Our results support using CMIP6 climate model data for multi-decadal wind power predictions and highlight the importance of being location-aware. We find that wind power projections of the climate scenarios SSP2-4.5 and SSP3-7.0 closely align with actual wind power generation between 2015 and 2023 in Germany. Our location-aware future predictions up to 2050 reveal only minor changes in yearly wind power generation and larger uncertainty associated with Germany’s coastal areas in the North than Germany’s South. Therefore, our results further motivate wind power expansion in the South of Germany, where wind power is currently underutilized.

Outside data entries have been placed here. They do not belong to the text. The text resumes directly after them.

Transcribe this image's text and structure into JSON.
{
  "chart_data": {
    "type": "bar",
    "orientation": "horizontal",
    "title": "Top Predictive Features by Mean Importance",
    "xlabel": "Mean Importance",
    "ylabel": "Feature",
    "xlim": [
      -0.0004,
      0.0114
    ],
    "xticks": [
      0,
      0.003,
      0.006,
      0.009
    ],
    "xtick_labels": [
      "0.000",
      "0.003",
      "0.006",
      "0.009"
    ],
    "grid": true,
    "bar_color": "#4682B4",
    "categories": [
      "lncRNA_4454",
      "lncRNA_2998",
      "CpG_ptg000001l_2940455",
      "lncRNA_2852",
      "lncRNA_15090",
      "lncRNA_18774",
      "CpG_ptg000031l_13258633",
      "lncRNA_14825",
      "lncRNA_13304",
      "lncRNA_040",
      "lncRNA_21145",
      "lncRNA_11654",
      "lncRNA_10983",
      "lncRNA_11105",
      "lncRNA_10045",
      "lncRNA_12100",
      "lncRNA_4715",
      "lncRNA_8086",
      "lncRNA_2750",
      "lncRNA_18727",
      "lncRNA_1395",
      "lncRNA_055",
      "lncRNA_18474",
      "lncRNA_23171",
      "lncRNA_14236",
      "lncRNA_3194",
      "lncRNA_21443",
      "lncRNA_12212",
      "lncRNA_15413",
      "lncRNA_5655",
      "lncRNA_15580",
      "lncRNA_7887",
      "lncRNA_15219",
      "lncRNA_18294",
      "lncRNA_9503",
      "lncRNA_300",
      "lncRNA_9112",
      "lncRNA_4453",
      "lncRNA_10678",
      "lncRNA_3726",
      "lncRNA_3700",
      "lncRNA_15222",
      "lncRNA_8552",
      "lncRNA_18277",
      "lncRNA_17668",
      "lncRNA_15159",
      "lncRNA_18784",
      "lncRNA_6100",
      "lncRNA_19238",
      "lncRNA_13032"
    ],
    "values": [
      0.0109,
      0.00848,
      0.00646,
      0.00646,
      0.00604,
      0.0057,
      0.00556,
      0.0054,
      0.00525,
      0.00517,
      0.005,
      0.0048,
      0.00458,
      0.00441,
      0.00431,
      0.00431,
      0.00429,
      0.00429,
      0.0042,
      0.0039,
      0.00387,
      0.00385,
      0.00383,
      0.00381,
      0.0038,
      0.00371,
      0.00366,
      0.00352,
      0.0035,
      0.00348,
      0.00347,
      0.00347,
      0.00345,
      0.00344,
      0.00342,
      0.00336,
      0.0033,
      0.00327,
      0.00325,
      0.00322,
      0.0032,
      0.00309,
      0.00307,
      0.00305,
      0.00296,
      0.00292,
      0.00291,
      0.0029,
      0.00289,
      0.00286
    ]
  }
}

This work contributes to analyzing future German wind power potential using global climate model data. Our framework can also be easily adapted and applied to many other regions where data on turbine locations and aggregate power generation are available.
The keywords for our submission are: CMIP6, wind power, Gaussian processes, climate change.
All the data used in this study are open-source. Upon acceptance of our manuscript, we will make the datasets and study code available on GitHub. As the corresponding author, I confirm that all co-authors have approved the submission of this manuscript to Environmental Data Science and that it has not been submitted or published elsewhere.